Ici, le chaud et le froid prennent la forme d’un moment partagé, une expérience émotionnelle et collective façonnée par l’atmosphère et la chorégraphie du lieu.

Quelques rues plus loin, Lore explore une direction tout à fait différente. Conçu avec Studioilse et réalisé par Ringo Studio, le lieu déploie travertin, stuc à la chaux, briques et bois d’aulne comme une galerie sensorielle composant une séquence intérieure. Les saunas enveloppants jouent sur des tonalités chocolat et des lignes douces, tandis que le long bassin froid, au décor minéral clair, est réhaussé de seuils rouge saturé qui créent des transitions fortes entre les zones, comme un passage narratif entre deux états.

À Obernai en Alsace, le Yonaguni Spa explore une autre voie encore : celle d’un parcours porté par l’imaginaire de Maxime Wucher, inspiré par les mégalithes sous-marins de Yonaguni, une structure mystérieuse à 30 mètres de profondeur dans l’archipel des Ryükyü.
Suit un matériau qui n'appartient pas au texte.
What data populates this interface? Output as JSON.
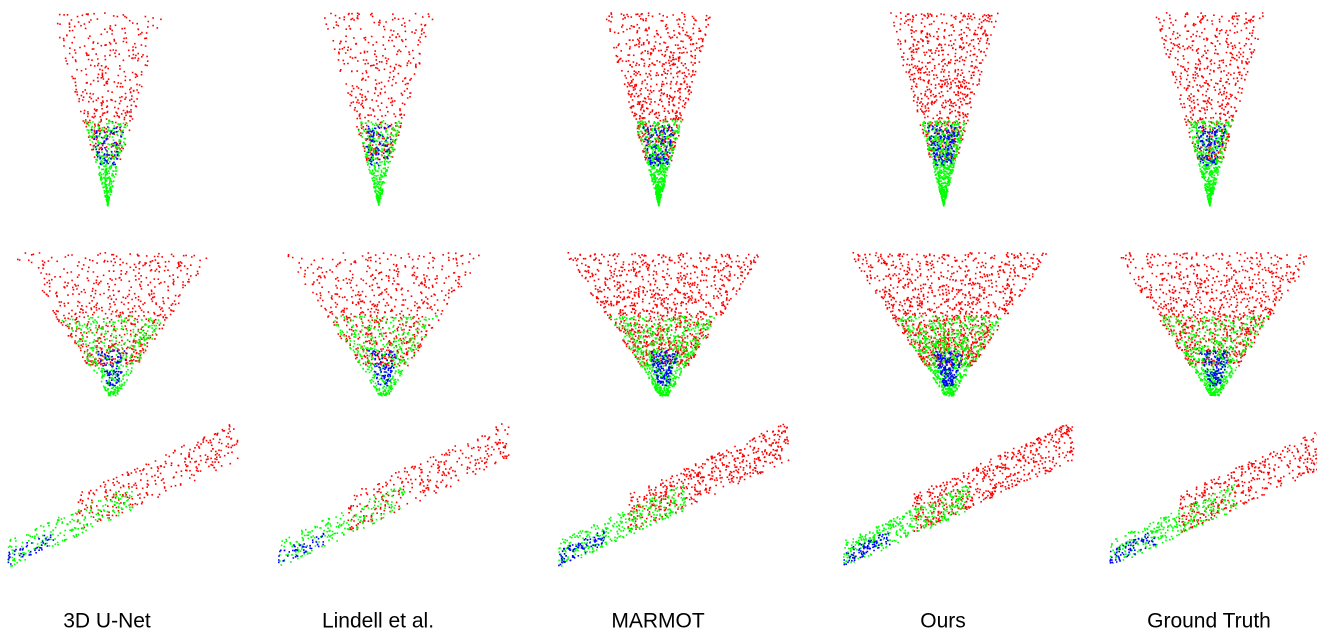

Conçu par le cabinet Constans et Siegrist et réalisé par Hydro Concept, le Spa se présente comme un véritable dédale de couloirs d’eau, de bassins intérieurs et extérieurs et d’animations aquatiques. Le chaud et le froid y deviennent une traversée où chaque espace raconte un fragment de légende et chaque transition ouvre un nouveau chapitre. Ici, l’hydrothermal se fait récit, porté par la multiplicité des séquences.

Et puis, il y a Vals. Conçu il y a plus de vingt-cinq ans, le 7132 Therme de Peter Zumthor demeure l’un des plus grands manifestes de l’architecture sensorielle. Ici, la chaleur et le froid ne sont jamais exhibés, ils sont absorbés par la masse des dalles de quartzite de Vals et la pénombre contrôlée. Ce lieu rappelle que lorsque les installations hydrothermales sont mises en espace avec une intention architecturale forte, l’histoire qu’elles racontent ne vieillit pas, car elle touche à l’essentiel.